NetworkX can help answer these questions for our network, using existent and intuitive functionality. Executing:

```
nx.is_strongly_connected(G)
nx.is_weakly_connected(G)
```

will return `False`

for both. This means that using the already established connections and directions, not all nodes can be reached by all other nodes. If we ignore the directions (weak connectedness) this remains the case. This implies that our network is made up of more than one *components*, i.e., connected subgraphs of our network. For example the undirected graph below has three components:

Strongly connected components in directed graphs also consider the direction of each edge. For example the directed graph below also has three components:

Weakly connected components in directed graphs are identified by ignoring the direction of the edges, so in the above example, the graph has one weakly connected component.

To examine these components for our network we can use `nx.strongly_connected_components(G)`

and `nx.weakly_connected_components(G)`

which would produce lists of all strongly or weakly connected components in the network, respectively, in this case 1156 strongly connected and 111 weakly connected components.
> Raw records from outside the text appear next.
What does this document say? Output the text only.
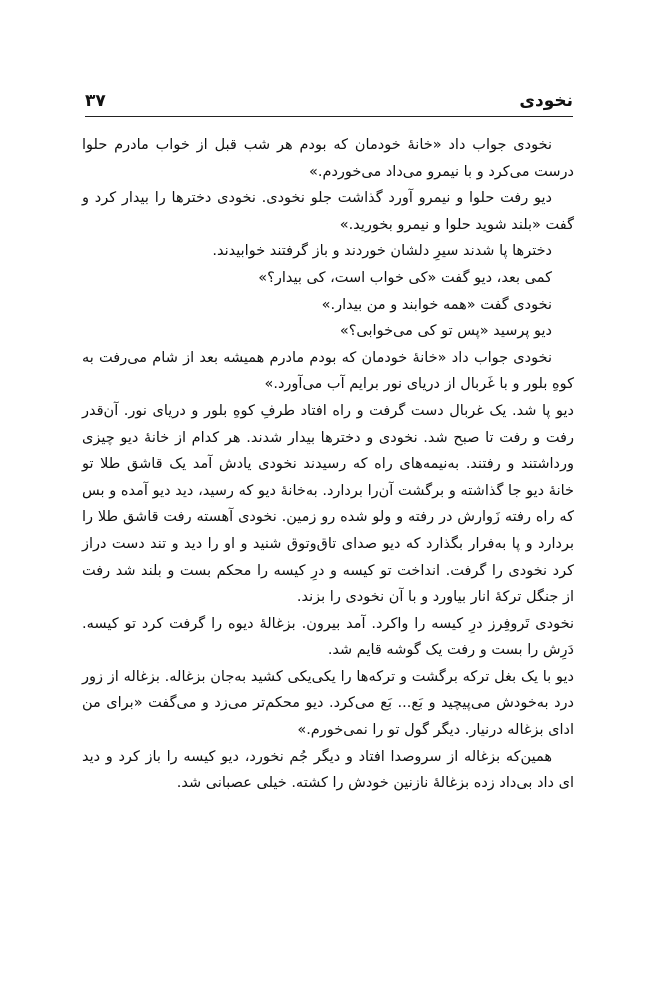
۳۷	نخودی

نخودی جواب داد «خانهٔ خودمان که بودم هر شب قبل از خواب مادرم حلوا درست می‌کرد و با نیمرو می‌داد می‌خوردم.»

دیو رفت حلوا و نیمرو آورد گذاشت جلو نخودی. نخودی دخترها را بیدار کرد و گفت «بلند شوید حلوا و نیمرو بخورید.»

دخترها پا شدند سیرِ دلشان خوردند و باز گرفتند خوابیدند.

کمی بعد، دیو گفت «کی خواب است، کی بیدار؟»

نخودی گفت «همه خوابند و من بیدار.»

دیو پرسید «پس تو کی می‌خوابی؟»

نخودی جواب داد «خانهٔ خودمان که بودم مادرم همیشه بعد از شام می‌رفت به کوهِ بلور و با غَربال از دریای نور برایم آب می‌آورد.»

دیو پا شد. یک غربال دست گرفت و راه افتاد طرفِ کوهِ بلور و دریای نور. آن‌قدر رفت و رفت تا صبح شد. نخودی و دخترها بیدار شدند. هر کدام از خانهٔ دیو چیزی ورداشتند و رفتند. به‌نیمه‌های راه که رسیدند نخودی یادش آمد یک قاشق طلا تو خانهٔ دیو جا گذاشته و برگشت آن‌را بردارد. به‌خانهٔ دیو که رسید، دید دیو آمده و بس که راه رفته زَوارش در رفته و ولو شده رو زمین. نخودی آهسته رفت قاشق طلا را بردارد و پا به‌فرار بگذارد که دیو صدای تاق‌وتوق شنید و او را دید و تند دست دراز کرد نخودی را گرفت. انداخت تو کیسه و درِ کیسه را محکم بست و بلند شد رفت از جنگل ترکهٔ انار بیاورد و با آن نخودی را بزند.

نخودی تَروفِرز درِ کیسه را واکرد. آمد بیرون. بزغالهٔ دیوه را گرفت کرد تو کیسه. دَرِش را بست و رفت یک گوشه قایم شد.

دیو با یک بغل ترکه برگشت و ترکه‌ها را یکی‌یکی کشید به‌جان بزغاله. بزغاله از زور درد به‌خودش می‌پیچید و بَع... بَع می‌کرد. دیو محکم‌تر می‌زد و می‌گفت «برای من ادای بزغاله درنیار. دیگر گول تو را نمی‌خورم.»

همین‌که بزغاله از سروصدا افتاد و دیگر جُم نخورد، دیو کیسه را باز کرد و دید ای داد بی‌داد زده بزغالهٔ نازنین خودش را کشته. خیلی عصبانی شد.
In both cases this includes one giant component including most of the network nodes, 1220 in the strongly connected and 2348 in the weakly connected case, and hundreds of small components with fewer than 10 nodes trading between them.

Finally, we can draw these strongly and weakly connected components. In the top row of figure below, I show the largest components identified by each definition and in the bottom row all other components in the network, according to each definition.

**References:**

[1] Broido, A.D., Clauset, A. Scale-free networks are rare. *Nat Commun* **10, **1017 (2019). https://doi.org/10.1038/s41467-019-08746-5

[2] http://networksciencebook.com/

[3] Skiena, S. “Strong and Weak Connectivity.” §5.1.2 in Implementing Discrete Mathematics: Combinatorics and Graph Theory with Mathematica. Reading, MA: Addison-Wesley, pp. 172-174, 1990.